Marriage licenses would be exempt from taxation.
MERCER, Pa. -- The State Department of Revenue wants counties to start charging state sales tax on eligible services, a request that Mercer County Fiscal Director John Logan says would place "a significant administrative burden" on Mercer County.
Commissioners have been informed by Douglas Hill, executive director of the County Commissioners' Association of Pennsylvania, that a work group is set to meet in July to sort out the issues involved, such as what transactions are taxable and the accounting details of complying. Commissioners Michele Brooks and Brian Beader discussed the letter at their Chief Clerk's meeting Tuesday; Commissioner Olivia Lazor was out of town.
Mercer is one of 44 counties out of Pennsylvania's 67 that do not charge the 6 percent sales tax. The 23 counties that do collect the tax, apparently do so for individual departmental operations such as prison commissaries, Hill's letter states.
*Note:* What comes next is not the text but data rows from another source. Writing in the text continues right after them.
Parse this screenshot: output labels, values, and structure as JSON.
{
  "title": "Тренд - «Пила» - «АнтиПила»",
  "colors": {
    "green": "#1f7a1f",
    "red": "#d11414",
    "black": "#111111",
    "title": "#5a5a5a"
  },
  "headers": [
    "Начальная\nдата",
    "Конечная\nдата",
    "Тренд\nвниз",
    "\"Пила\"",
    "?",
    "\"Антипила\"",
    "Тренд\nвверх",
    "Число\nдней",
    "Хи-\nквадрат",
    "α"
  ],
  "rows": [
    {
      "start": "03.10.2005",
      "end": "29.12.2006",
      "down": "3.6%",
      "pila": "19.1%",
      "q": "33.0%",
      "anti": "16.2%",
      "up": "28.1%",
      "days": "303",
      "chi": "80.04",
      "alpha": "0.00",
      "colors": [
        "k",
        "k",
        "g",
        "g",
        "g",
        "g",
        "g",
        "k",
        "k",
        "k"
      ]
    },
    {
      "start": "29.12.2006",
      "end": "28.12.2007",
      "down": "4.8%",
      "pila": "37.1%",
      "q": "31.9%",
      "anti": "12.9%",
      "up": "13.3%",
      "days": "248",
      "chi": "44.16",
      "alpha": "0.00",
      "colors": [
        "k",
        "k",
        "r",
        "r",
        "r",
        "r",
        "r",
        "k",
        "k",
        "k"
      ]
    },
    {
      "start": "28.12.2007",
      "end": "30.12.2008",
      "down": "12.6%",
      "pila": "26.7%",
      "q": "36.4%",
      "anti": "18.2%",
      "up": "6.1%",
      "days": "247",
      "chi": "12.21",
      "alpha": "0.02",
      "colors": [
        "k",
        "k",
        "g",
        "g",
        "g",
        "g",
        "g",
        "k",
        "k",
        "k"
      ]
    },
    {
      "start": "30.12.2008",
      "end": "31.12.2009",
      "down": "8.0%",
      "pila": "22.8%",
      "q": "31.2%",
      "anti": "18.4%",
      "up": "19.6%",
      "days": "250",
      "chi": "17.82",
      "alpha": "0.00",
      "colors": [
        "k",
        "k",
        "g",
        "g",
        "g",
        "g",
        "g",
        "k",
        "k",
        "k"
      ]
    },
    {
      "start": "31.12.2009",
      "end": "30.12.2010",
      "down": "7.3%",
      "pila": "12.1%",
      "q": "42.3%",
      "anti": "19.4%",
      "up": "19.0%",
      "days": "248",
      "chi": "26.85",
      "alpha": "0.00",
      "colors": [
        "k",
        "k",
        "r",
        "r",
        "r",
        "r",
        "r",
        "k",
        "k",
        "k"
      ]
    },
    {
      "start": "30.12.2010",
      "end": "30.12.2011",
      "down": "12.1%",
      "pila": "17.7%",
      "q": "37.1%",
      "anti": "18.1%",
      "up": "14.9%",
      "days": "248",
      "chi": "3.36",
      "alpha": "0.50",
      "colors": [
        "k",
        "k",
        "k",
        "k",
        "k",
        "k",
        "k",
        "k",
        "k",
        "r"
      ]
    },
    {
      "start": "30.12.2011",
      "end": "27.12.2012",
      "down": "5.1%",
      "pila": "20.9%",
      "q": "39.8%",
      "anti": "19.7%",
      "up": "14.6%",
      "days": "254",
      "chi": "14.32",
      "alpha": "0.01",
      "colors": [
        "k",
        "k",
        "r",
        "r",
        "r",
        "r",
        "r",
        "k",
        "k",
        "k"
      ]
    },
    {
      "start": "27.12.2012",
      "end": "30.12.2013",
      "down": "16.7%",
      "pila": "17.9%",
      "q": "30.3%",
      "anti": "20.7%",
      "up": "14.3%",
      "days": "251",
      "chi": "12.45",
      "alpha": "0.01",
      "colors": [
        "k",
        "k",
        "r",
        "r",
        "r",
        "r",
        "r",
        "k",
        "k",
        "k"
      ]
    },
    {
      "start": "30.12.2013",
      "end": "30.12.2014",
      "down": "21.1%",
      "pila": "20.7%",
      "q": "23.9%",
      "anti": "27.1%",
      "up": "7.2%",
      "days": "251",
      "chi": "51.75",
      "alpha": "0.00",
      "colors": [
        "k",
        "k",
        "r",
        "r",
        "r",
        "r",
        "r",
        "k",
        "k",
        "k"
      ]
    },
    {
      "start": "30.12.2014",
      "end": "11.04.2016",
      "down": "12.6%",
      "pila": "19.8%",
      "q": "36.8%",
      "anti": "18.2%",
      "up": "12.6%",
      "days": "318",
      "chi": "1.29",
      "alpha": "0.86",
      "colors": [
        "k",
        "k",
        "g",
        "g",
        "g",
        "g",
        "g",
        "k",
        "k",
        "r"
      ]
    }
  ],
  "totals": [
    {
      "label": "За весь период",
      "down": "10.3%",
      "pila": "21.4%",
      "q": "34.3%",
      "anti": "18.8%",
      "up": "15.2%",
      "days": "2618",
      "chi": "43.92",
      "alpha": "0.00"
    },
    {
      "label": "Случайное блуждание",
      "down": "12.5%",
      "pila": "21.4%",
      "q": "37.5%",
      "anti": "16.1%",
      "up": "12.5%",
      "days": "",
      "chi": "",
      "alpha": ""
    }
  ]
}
Implementing the sales tax could mean having to hire additional personnel to oversee collection, accounting and submission of the tax to the state, officials said.
According to Hill's letter, the State Revenue Department discovered during an audit of a private title search company that Montgomery County had not charged a title search company sales tax on copying services. The title search company said it had not been asked to pay the tax. The revenue department then "entered discussions" with Montgomery County about which transactions are taxable and has now turned its attention to enforcing the tax among all of Pennsylvania's counties.
While some services would be exempt from taxation, such as issuance of marriage licenses, others, such as issuing copies of some documents, would be taxable, Mercer County Controller Thomas Amundsen said. Director of Administrative Services Bill Boyle said offices such as treasurer, recorder, clerk of courts and prothonotary would be most impacted.
Hill said the state has agreed not to pursue the counties for collection of money that should have been paid on past taxation, nor will it be auditing any counties.
However, it will convene a group of commissioners, row office and court representatives to review all county transactions to determine which are taxable and in what circumstances; determine how counties' accounting systems will track the tax; set a workable compliance schedule; and develop guidance, training and transition advice.
Also Tuesday, Amundsen said he has narrowed the field from nine to two companies for purchase of a new software system for the county's computer system. A decision is expected in the next week to 10 days.
He said he is asking input from the county's MIS office as well as from individual office holders to ensure there is agreement on the best software to buy. The county code does not require competitive bidding for software, he said.
The software will replace the county's current system which is 7 years old. It will take over the entire financial package including accounts receivable and payable, billing, payroll and fixed assets. It will also make state-mandated reporting easier, as well as allowing quicker access to "real time" data, he said.
The system, which will cost $240,000 plus additional costs for training, will be paid for with money earmarked from 2004 capital improvements millage. A new system is sorely needed because of the outmoded nature of the current software, Amundsen said. The county is still running with a MS-DOS mainframe. The new system would put county functions on a Windows system.
New jail decor
Also Tuesday, commissioners opened bids on mattresses and linens for the new jail.
Commissioner Michele Brooks questioned Beader's suggestion to sell county equipment such as chairs and old computer monitors that are out of date or heavily used.
Brooks asked why the items couldn't be used in the new jail instead of buying new equipment. She said it is foolish to buy new chairs for the new jail when there are old ones that are usable. She also said monitors that are relatively slow could still be used instead of buying new ones. Boyle said the chairs could be sold for a few dollars but are in such bad shape, he would not ask a county employee to sit in one all day. Brooks said she wanted to look at the equipment before she would agree to its sale.